From in front of him, space warped and shuddered, tearing in half as it revealed its inside. A portal that was familiar to Kael, the same one he took to enter the first floor of this trial tower. The tear didn't look like a clean doorway. It looked like reality being forced apart, edges quivering like stretched fabric.

The sight made his stomach dip because it carried the same sensation as the first time, an awareness that there were layers to this place, and that someone on another layer could reach down and grab his story whenever they wanted.
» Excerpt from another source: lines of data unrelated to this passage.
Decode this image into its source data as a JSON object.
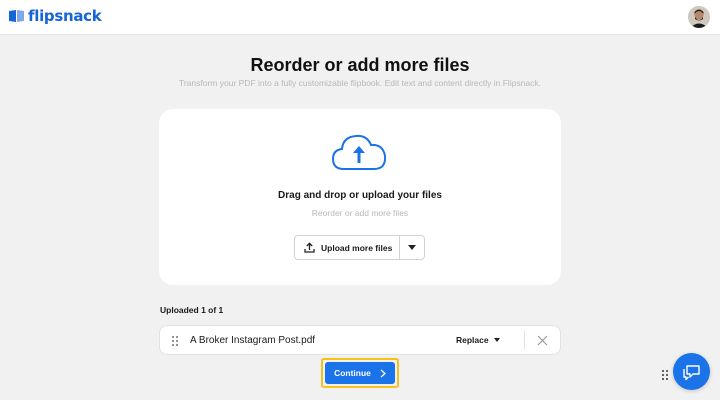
{
  "header": {
    "brand": "flipsnack",
    "logo_icon": "flipsnack-logo-icon",
    "avatar_icon": "user-avatar"
  },
  "main": {
    "title": "Reorder or add more files",
    "subtitle": "Transform your PDF into a fully customizable flipbook. Edit text and content directly in Flipsnack."
  },
  "upload_card": {
    "cloud_icon": "cloud-upload-icon",
    "drop_title": "Drag and drop or upload your files",
    "drop_subtitle": "Reorder or add more files",
    "upload_button_label": "Upload more files",
    "upload_icon": "upload-icon",
    "dropdown_icon": "caret-down-icon"
  },
  "files": {
    "uploaded_label": "Uploaded 1 of 1",
    "items": [
      {
        "name": "A Broker Instagram Post.pdf",
        "replace_label": "Replace"
      }
    ]
  },
  "actions": {
    "continue_label": "Continue"
  },
  "colors": {
    "accent": "#1a73e8",
    "brand": "#1565d8",
    "highlight": "#f5c21b",
    "background": "#f1f1f1"
  }
}
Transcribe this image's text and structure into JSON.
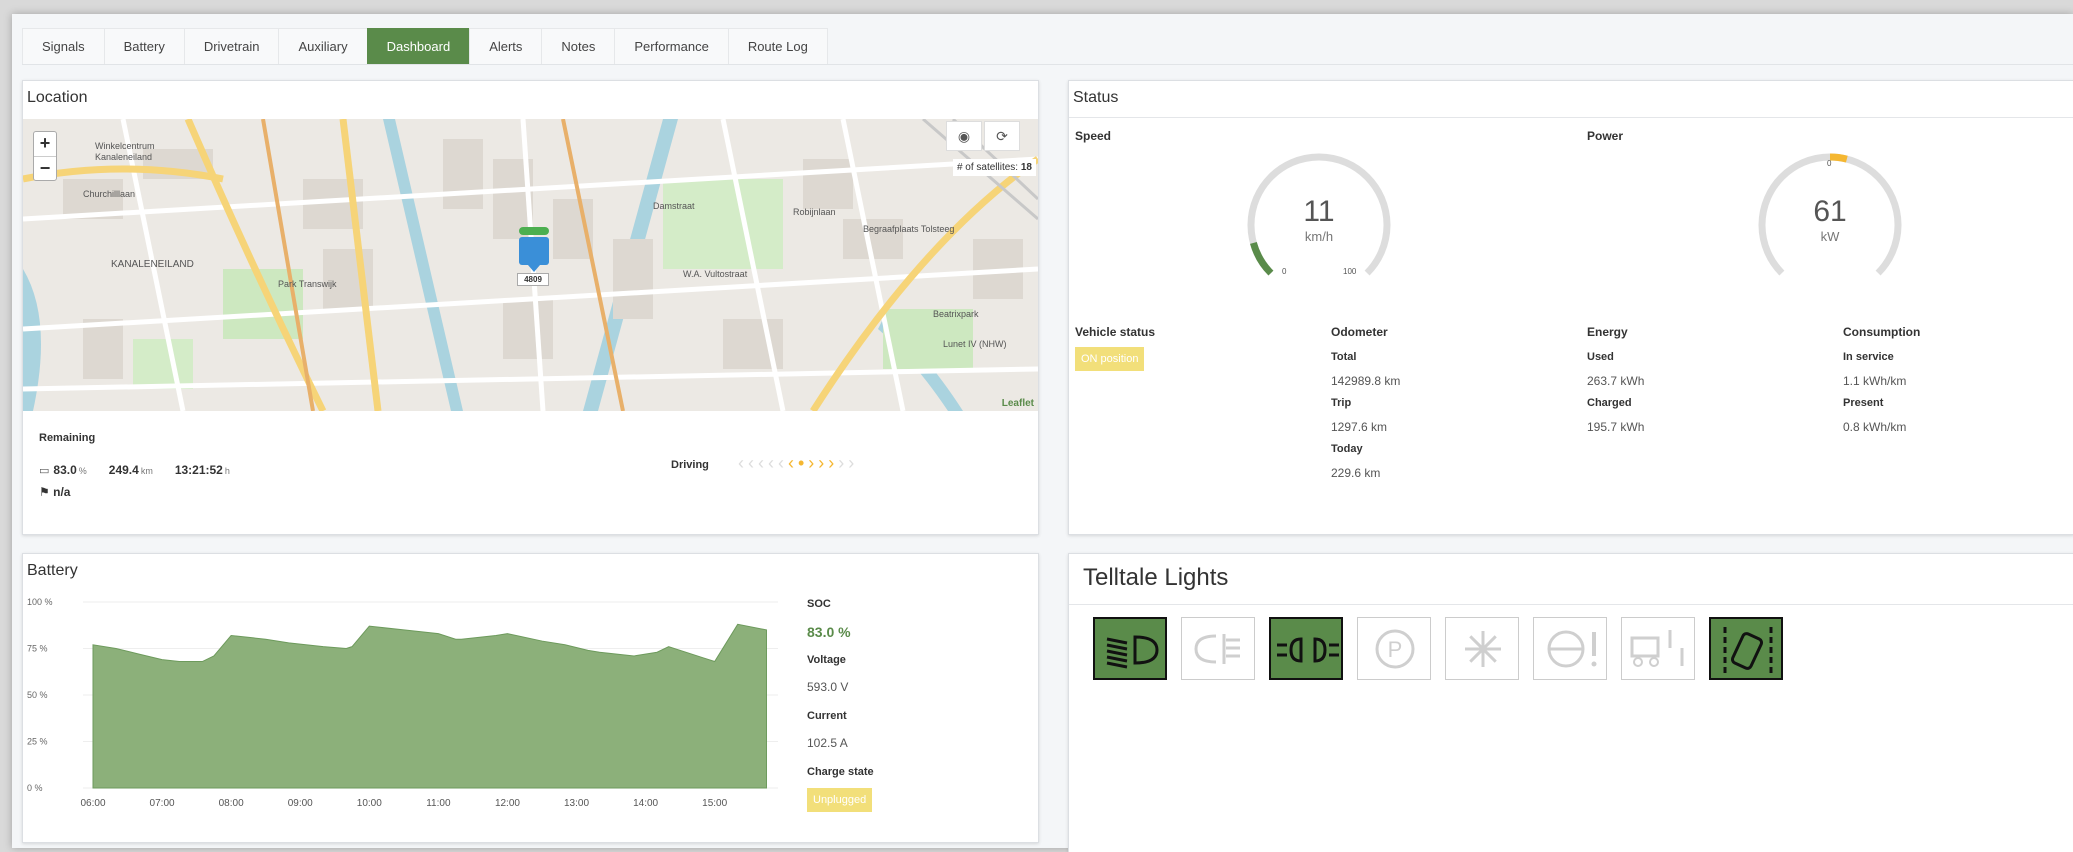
{
  "tabs": [
    "Signals",
    "Battery",
    "Drivetrain",
    "Auxiliary",
    "Dashboard",
    "Alerts",
    "Notes",
    "Performance",
    "Route Log"
  ],
  "active_tab": "Dashboard",
  "location": {
    "title": "Location",
    "zoom_in": "+",
    "zoom_out": "−",
    "satellites_label": "# of satellites:",
    "satellites": "18",
    "attribution": "Leaflet",
    "vehicle_id": "4809",
    "map_labels": [
      "Winkelcentrum",
      "Kanaleneiland",
      "KANALENEILAND",
      "Park Transwijk",
      "Churchilllaan",
      "Robijnlaan",
      "Begraafplaats Tolsteeg",
      "Beatrixpark",
      "Lunet IV (NHW)",
      "Damstraat",
      "W.A. Vultostraat"
    ],
    "remaining_label": "Remaining",
    "battery_pct": "83.0",
    "battery_pct_unit": "%",
    "range": "249.4",
    "range_unit": "km",
    "time": "13:21:52",
    "time_unit": "h",
    "destination": "n/a",
    "driving_label": "Driving"
  },
  "status": {
    "title": "Status",
    "speed_label": "Speed",
    "speed_value": "11",
    "speed_unit": "km/h",
    "speed_min": "0",
    "speed_max": "100",
    "speed_fraction": 0.11,
    "power_label": "Power",
    "power_value": "61",
    "power_unit": "kW",
    "power_zero": "0",
    "vehicle_status_label": "Vehicle status",
    "vehicle_status": "ON position",
    "odometer_label": "Odometer",
    "total_label": "Total",
    "total": "142989.8 km",
    "trip_label": "Trip",
    "trip": "1297.6 km",
    "today_label": "Today",
    "today": "229.6 km",
    "energy_label": "Energy",
    "used_label": "Used",
    "used": "263.7 kWh",
    "charged_label": "Charged",
    "charged": "195.7 kWh",
    "consumption_label": "Consumption",
    "in_service_label": "In service",
    "in_service": "1.1 kWh/km",
    "present_label": "Present",
    "present": "0.8 kWh/km"
  },
  "battery": {
    "title": "Battery",
    "soc_label": "SOC",
    "soc": "83.0 %",
    "voltage_label": "Voltage",
    "voltage": "593.0 V",
    "current_label": "Current",
    "current": "102.5 A",
    "charge_state_label": "Charge state",
    "charge_state": "Unplugged"
  },
  "chart_data": {
    "type": "area",
    "x": [
      "06:00",
      "06:20",
      "06:40",
      "07:00",
      "07:15",
      "07:35",
      "07:45",
      "08:00",
      "08:30",
      "08:50",
      "09:20",
      "09:40",
      "09:45",
      "10:00",
      "10:30",
      "11:00",
      "11:15",
      "11:20",
      "11:50",
      "12:00",
      "12:30",
      "12:50",
      "13:10",
      "13:20",
      "13:50",
      "14:10",
      "14:20",
      "14:50",
      "15:00",
      "15:20",
      "15:45"
    ],
    "values": [
      77,
      75,
      72,
      69,
      68,
      68,
      71,
      82,
      80,
      78,
      76,
      75,
      76,
      87,
      85,
      83,
      80,
      80,
      82,
      83,
      79,
      77,
      74,
      73,
      71,
      73,
      76,
      70,
      68,
      88,
      85
    ],
    "title": "",
    "xlabel": "",
    "ylabel": "",
    "xticks": [
      "06:00",
      "07:00",
      "08:00",
      "09:00",
      "10:00",
      "11:00",
      "12:00",
      "13:00",
      "14:00",
      "15:00"
    ],
    "yticks": [
      "0 %",
      "25 %",
      "50 %",
      "75 %",
      "100 %"
    ],
    "ylim": [
      0,
      100
    ],
    "color": "#8cb07a"
  },
  "telltale": {
    "title": "Telltale Lights",
    "lights": [
      {
        "name": "low-beam-icon",
        "on": true
      },
      {
        "name": "rear-fog-light-icon",
        "on": false
      },
      {
        "name": "position-lights-icon",
        "on": true
      },
      {
        "name": "parking-brake-icon",
        "on": false
      },
      {
        "name": "frost-warning-icon",
        "on": false
      },
      {
        "name": "steering-warning-icon",
        "on": false
      },
      {
        "name": "suspension-level-icon",
        "on": false
      },
      {
        "name": "lane-departure-icon",
        "on": true
      }
    ]
  },
  "colors": {
    "accent": "#5a8b4a",
    "warning": "#f2df7a",
    "gauge_track": "#dddddd",
    "gauge_orange": "#f5b731"
  }
}
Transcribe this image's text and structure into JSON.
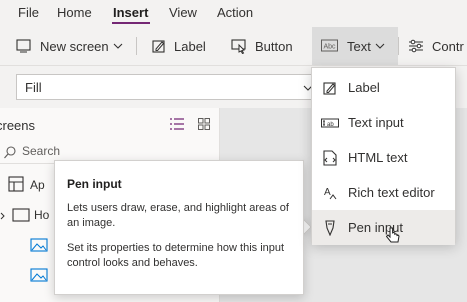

A rabbit wearing a twin tailed tux hovered in front of him, annoyed and clearly dissatisfied, its red eyes felt like they were radiating heat and rage. As if they were crying bloody murder, and it wall all focused-on Kael.

The tux was absurdly formal against the frozen ruin behind it, crisp and neat like it had never known dust. Its monocle caught the gray light and flashed faintly whenever it tilted its head. But the eyes were the worst part. They didn't just look red; they looked hot, like coals held too close to skin. Kael had the irrational feeling that if he stared too long, his face would blister.

"What have you done?!" it felt both like a question and a threat at the same time. Coming from such a creature it almost made Kael buckle to his knees.

"Oi, man, calm the hell down!" Kael replied as he struggled to stand up. His voice came out rougher than he intended, dragged through stress and leftover corridor adrenaline.

He pushed his back straight deliberately, forcing his posture into something that didn't look like submission, even though his instincts were screaming at him to appease whatever this was.

"Calm down? you're telling me to calm down! you're ruining this damn tower! Why don't you just do us both a solid favor and just die, please. Wait patiently for your other chance, I'll even assist you in passing over to another challenge instead of obliterating your soul!"

The rabbit's annoyance sharpened into something that looked like genuine fury, its ears twitching as if the words themselves were too loud to contain inside its small body. The threat was casual in delivery and horrifying in meaning, like it was offering to throw away a cup of tea. Kael felt a cold prickle run across his scalp when it said obliterating your soul, because he didn't doubt for a second that it meant it literally.

"The fuck you mean man!" Kael replied. The stress and frustration from earlier seemed to want to pour out of his body in this moment. "The fuck did I do to deserve to die?! I didn't break any rules!" He could hear the strain in his own voice, the edge of it. He wasn't trying to be brave. He was trying to keep control of the conversation, because he'd learned fast that if you let someone else frame the rules, you ended up dead under them.

The rabbit opened its mouth and shut it down again.

That pause was not indecision. It was restraint, the kind that implied it had a dozen answers and was choosing the one that didn't immediately commit a crime in front of witnesses that didn't exist.

"Torrac…" Kael said. "You're hiding something from me…" He narrowed his eyes, watching the rabbit carefully for any twitch, any flinch.

He felt the shape of the problem shift. This wasn't just an admin yelling because he broke a window. This felt like a system reacting to a crack.

Something big must have happened for an Administrator to show up unannounced.